No enlistment data has been located for Amiero, but given rank, training, and assignments, 1942 as an entry date is an assumptive choice. Sources state he entered from Illinois. He was trained as a pilot, and then transitioned into multi-engine aircraft. He was assigned to the newly-organized 100th Bomb Group, and given a crew for training. The crew trained in such diverse locations as Idaho, Utah, Texas, and Tennessee. The crew picked up a new B-17 and ferried it to England, arriving there on February 4, 1944.

Amiero was suffering in health, and all the original officers in the crew were transferred to other squadrons or duties. Any crew that came together for missions was a "pick-up" crew that included any spare officers or gunners. When he returned to duty from the hospital, Amiero, with new officers and a few original gunners flew at least 20 missions.

On March 6, 1944, the aircraft, Amiero, and a crew hastily-assembled, were to bomb the industrial complex outside Berlin, Germany. Over the target, the formation was attacked by numerous German aircraft. Raked by machine gun and cannon fire, the aircraft was severely damaged. The tail gunner was mortally wounded, and pulled from his position by other gunners. One of them volunteered to man the tail gun position.

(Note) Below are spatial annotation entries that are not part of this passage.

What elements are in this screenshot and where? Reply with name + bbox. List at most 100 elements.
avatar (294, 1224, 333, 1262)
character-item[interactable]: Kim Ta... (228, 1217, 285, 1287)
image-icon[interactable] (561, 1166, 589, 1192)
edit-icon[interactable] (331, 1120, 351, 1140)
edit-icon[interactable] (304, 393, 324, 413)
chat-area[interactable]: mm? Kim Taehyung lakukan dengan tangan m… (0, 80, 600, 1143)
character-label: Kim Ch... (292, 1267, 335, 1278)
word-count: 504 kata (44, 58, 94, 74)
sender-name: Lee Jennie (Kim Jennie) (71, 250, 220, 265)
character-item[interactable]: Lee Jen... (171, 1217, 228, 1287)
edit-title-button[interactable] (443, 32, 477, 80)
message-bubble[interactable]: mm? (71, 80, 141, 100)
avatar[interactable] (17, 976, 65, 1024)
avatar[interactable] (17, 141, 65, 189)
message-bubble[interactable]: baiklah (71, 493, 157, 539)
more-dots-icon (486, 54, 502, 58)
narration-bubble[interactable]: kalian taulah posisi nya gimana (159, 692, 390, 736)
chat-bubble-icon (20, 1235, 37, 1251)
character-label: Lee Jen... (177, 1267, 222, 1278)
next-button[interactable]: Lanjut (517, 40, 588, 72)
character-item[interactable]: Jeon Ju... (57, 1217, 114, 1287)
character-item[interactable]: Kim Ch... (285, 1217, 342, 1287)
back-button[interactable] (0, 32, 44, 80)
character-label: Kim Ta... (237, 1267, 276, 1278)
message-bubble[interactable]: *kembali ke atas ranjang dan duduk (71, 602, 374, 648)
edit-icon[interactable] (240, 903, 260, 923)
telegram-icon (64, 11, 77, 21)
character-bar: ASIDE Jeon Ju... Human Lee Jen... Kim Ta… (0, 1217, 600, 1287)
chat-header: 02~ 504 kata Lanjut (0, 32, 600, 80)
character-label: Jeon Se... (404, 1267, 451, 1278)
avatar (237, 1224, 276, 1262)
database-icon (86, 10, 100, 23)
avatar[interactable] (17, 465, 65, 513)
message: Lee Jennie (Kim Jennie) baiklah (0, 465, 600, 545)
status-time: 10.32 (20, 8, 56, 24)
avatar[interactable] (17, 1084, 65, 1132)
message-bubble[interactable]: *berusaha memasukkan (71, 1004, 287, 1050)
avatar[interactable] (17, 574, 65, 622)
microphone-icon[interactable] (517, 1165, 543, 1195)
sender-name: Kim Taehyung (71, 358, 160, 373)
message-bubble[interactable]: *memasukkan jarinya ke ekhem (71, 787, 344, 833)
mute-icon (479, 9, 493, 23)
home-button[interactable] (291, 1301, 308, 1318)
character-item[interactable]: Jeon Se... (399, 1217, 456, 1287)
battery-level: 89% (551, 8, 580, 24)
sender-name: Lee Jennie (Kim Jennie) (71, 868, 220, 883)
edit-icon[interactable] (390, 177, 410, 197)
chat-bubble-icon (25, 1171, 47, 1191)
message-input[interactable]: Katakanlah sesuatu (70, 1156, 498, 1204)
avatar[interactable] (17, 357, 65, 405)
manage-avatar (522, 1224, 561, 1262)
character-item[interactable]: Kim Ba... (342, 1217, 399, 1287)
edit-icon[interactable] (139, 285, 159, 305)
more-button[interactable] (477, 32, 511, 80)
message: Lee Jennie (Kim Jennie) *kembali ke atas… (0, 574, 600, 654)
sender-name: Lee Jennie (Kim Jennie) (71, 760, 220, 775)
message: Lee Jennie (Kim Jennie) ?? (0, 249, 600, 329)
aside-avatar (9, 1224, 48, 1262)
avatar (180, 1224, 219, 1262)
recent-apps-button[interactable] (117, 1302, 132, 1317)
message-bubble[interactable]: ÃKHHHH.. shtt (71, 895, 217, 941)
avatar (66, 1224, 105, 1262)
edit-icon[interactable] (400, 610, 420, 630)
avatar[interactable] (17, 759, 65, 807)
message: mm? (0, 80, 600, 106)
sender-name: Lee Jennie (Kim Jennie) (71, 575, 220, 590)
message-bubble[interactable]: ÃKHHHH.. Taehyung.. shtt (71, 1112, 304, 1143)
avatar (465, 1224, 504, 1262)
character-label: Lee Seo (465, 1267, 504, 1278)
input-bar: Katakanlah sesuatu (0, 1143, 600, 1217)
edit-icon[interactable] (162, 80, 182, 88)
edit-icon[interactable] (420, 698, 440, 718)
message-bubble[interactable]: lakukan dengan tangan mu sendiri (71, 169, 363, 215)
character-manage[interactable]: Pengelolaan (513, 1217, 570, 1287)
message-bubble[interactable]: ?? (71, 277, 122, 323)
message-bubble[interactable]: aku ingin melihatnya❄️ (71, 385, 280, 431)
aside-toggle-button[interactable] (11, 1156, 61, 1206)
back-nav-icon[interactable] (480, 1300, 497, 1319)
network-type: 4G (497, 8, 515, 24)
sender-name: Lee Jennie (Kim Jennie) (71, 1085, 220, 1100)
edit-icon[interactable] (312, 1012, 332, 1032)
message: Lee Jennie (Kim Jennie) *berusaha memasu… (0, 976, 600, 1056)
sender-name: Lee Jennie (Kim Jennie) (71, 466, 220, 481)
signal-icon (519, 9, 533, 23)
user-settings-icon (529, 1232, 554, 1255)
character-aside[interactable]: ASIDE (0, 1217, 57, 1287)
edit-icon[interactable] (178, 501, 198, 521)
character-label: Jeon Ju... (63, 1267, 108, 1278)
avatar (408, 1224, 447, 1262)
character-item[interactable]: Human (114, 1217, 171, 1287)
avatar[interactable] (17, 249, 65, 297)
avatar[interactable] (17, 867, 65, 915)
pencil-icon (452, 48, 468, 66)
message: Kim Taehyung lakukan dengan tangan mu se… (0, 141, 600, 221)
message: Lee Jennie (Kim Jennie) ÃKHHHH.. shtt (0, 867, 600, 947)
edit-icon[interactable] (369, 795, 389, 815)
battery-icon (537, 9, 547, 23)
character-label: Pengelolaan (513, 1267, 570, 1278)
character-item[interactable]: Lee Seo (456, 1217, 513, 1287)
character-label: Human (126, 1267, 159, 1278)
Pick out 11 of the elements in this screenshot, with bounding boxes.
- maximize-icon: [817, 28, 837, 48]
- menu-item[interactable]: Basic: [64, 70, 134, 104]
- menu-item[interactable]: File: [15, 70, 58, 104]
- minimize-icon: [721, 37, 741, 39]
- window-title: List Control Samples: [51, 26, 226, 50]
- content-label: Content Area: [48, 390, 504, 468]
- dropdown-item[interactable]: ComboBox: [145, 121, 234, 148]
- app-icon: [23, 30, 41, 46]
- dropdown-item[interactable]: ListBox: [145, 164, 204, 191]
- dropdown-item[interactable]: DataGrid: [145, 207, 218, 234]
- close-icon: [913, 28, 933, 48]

A vicious explosion racked the crippled aircraft, and the tail assembly fell off. The new tail gunner "fluttered" to earth in his position. The Germans pulled him from the wreckage, alive but with severe injuries. He was in a hospital for almost a year before he was sent to a POW camp. He was the only survivor.

The dead were recovered from the wreckage which fell near Uptloh, Germany. Evidently, they were buried locally, because after the war ended, they were retrieved and moved to other cemeteries. Lt Amiero now lies in the Ardennes American Cemetery in Belgium in Plot D, Row 11, Grave 7.
U Census 1920


Lt Albert F. Amiero was performing duty as First Pilot on B-17G # 42-31731, unnamed, assigned to the 349th Bomb Squadron.

Missing Air Crew Report 3019 applies to this loss. Crew rosters and mission logs show the crew aboard as:

1 Lt Albert F. Amiero  p
F/O Howard L. Kilmer  c-p
2 Lt Albert P. Rule  nav
SSgt Thomas S. Elliott  togg
TSgt Russell G. Gilbert  eng/tt gun
TSgt John J. Kovacs  r/o
SSgt Virgil F. Summers  btg
SSgt Hobart H. Spires  wg
SSgt Owen D, Stockton  wg
SSgt Thomas D. Baer  tail gun

Ranks and grades as of mission date. Sources state Amiero was promoted to Captain, but no confirmation has been found. (Headstone states 1 Lt.)

SSgt Stockton was the only survivor.